Last but not least, let's add some code to make and save a bar chart that visually displays the data that's in our table. Add the code below to the runall file.

# -----------------------------------------------------------------------
# Save results as figure
# -----------------------------------------------------------------------

# Set up figure with one axis
fig, ax = plt.subplots(1, 1)

# Create bar chart: args are location of left edge, height, and width of bar
ax.bar([0,1,2,3], spp_recs, 0.8)

# Place tick marks in center of each bar
ax.set_xticks([0.4, 1.4, 2.4, 3.4])

# Set limits to give some white space on either side of first/last bar
ax.set_xlim([-0.2, 4])

# Add species names to x axis
ax.set_xticklabels(spp_names)

# Save figure
fig.savefig(results_dir + fig_name)

This code does just what the comments say that it does. The resulting figure looks OK, and you would probably want to spend more time adding additional lines here to adjust the formatting.

Don't forget to add runall.py to your git repo.

6. Run the push button analysis

Now with everything in place, we're ready for the magic. Just for good measure, delete any files that are hanging around in your results directory.

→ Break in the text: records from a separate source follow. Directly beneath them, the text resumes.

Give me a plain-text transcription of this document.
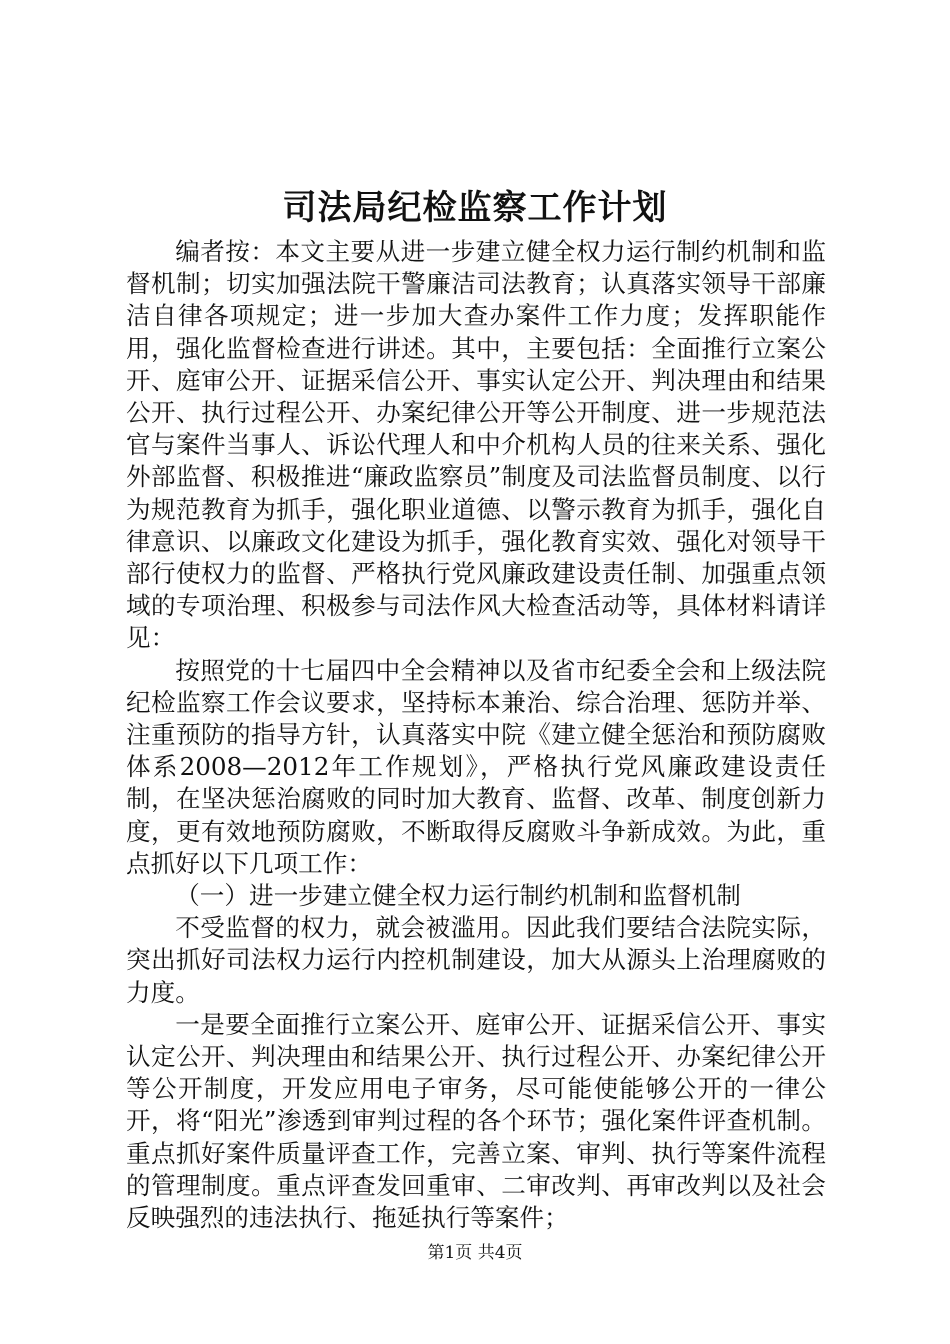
司法局纪检监察工作计划

编者按：本文主要从进一步建立健全权力运行制约机制和监督机制；切实加强法院干警廉洁司法教育；认真落实领导干部廉洁自律各项规定；进一步加大查办案件工作力度；发挥职能作用，强化监督检查进行讲述。其中，主要包括：全面推行立案公开、庭审公开、证据采信公开、事实认定公开、判决理由和结果公开、执行过程公开、办案纪律公开等公开制度、进一步规范法官与案件当事人、诉讼代理人和中介机构人员的往来关系、强化外部监督、积极推进“廉政监察员”制度及司法监督员制度、以行为规范教育为抓手，强化职业道德、以警示教育为抓手，强化自律意识、以廉政文化建设为抓手，强化教育实效、强化对领导干部行使权力的监督、严格执行党风廉政建设责任制、加强重点领域的专项治理、积极参与司法作风大检查活动等，具体材料请详见：

按照党的十七届四中全会精神以及省市纪委全会和上级法院纪检监察工作会议要求，坚持标本兼治、综合治理、惩防并举、注重预防的指导方针，认真落实中院《建立健全惩治和预防腐败体系2008—2012年工作规划》，严格执行党风廉政建设责任制，在坚决惩治腐败的同时加大教育、监督、改革、制度创新力度，更有效地预防腐败，不断取得反腐败斗争新成效。为此，重点抓好以下几项工作：

（一）进一步建立健全权力运行制约机制和监督机制

不受监督的权力，就会被滥用。因此我们要结合法院实际，突出抓好司法权力运行内控机制建设，加大从源头上治理腐败的力度。

一是要全面推行立案公开、庭审公开、证据采信公开、事实认定公开、判决理由和结果公开、执行过程公开、办案纪律公开等公开制度，开发应用电子审务，尽可能使能够公开的一律公开，将“阳光”渗透到审判过程的各个环节；强化案件评查机制。重点抓好案件质量评查工作，完善立案、审判、执行等案件流程的管理制度。重点评查发回重审、二审改判、再审改判以及社会反映强烈的违法执行、拖延执行等案件；

第1页 共4页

Then, execute python runall.py from your src subdirectory and marvel at your fully reproducible workflow! (If you've been making a lot of changes to your code, and aren't quite sure what's in your results directory, you may want to periodically clear out this folder and re-run everything to make sure that everything is regenerating properly.)

At this point, your directory should look like the below.

.
|-- data
|   |-- README.txt
|   |-- sightings_tab_lg.csv
|-- man
|-- results
|   |-- spp_table.csv
|   |-- spp_fig.png
|-- src
|   |-- mean_sightings.py
|   |-- runall.py
|   |-- sightings_tab_sm.csv
|   |-- test_mean_sightings.py

At this point, a natural question to ask is whether you need to add the contents of your results directory to your git repository. The answer should be obvious - you do not need to do this, since the files in your results directory contain no unique information on their own. Everything you need to create them is contained in the data and src directories. One exception to this, though, might be if your analysis takes a very long time to run and the outputs are fairly small in size, in which case you may want to periodically commit (so that you can easily recover) the results associated with "intermediate" versions of your code.

While many of your projects will be nearly this simple, some will be more complex, sometimes significantly so. You will eventually come across the need to deal with modules that are shared across multiple projects, running the same analysis on multiple sets of parameters simultaneously, running analyses on multiple computers, etc. While we don't have time to go into these extra bits in detail, feel free to ask the instructors about any specific issues that you expect to encounter in the near future. Rest assuered that no matter how complicated your situation is, Python will provide you with a (relatively) efficient and robust way to accomplish your goals.

And that just about does it. Good luck!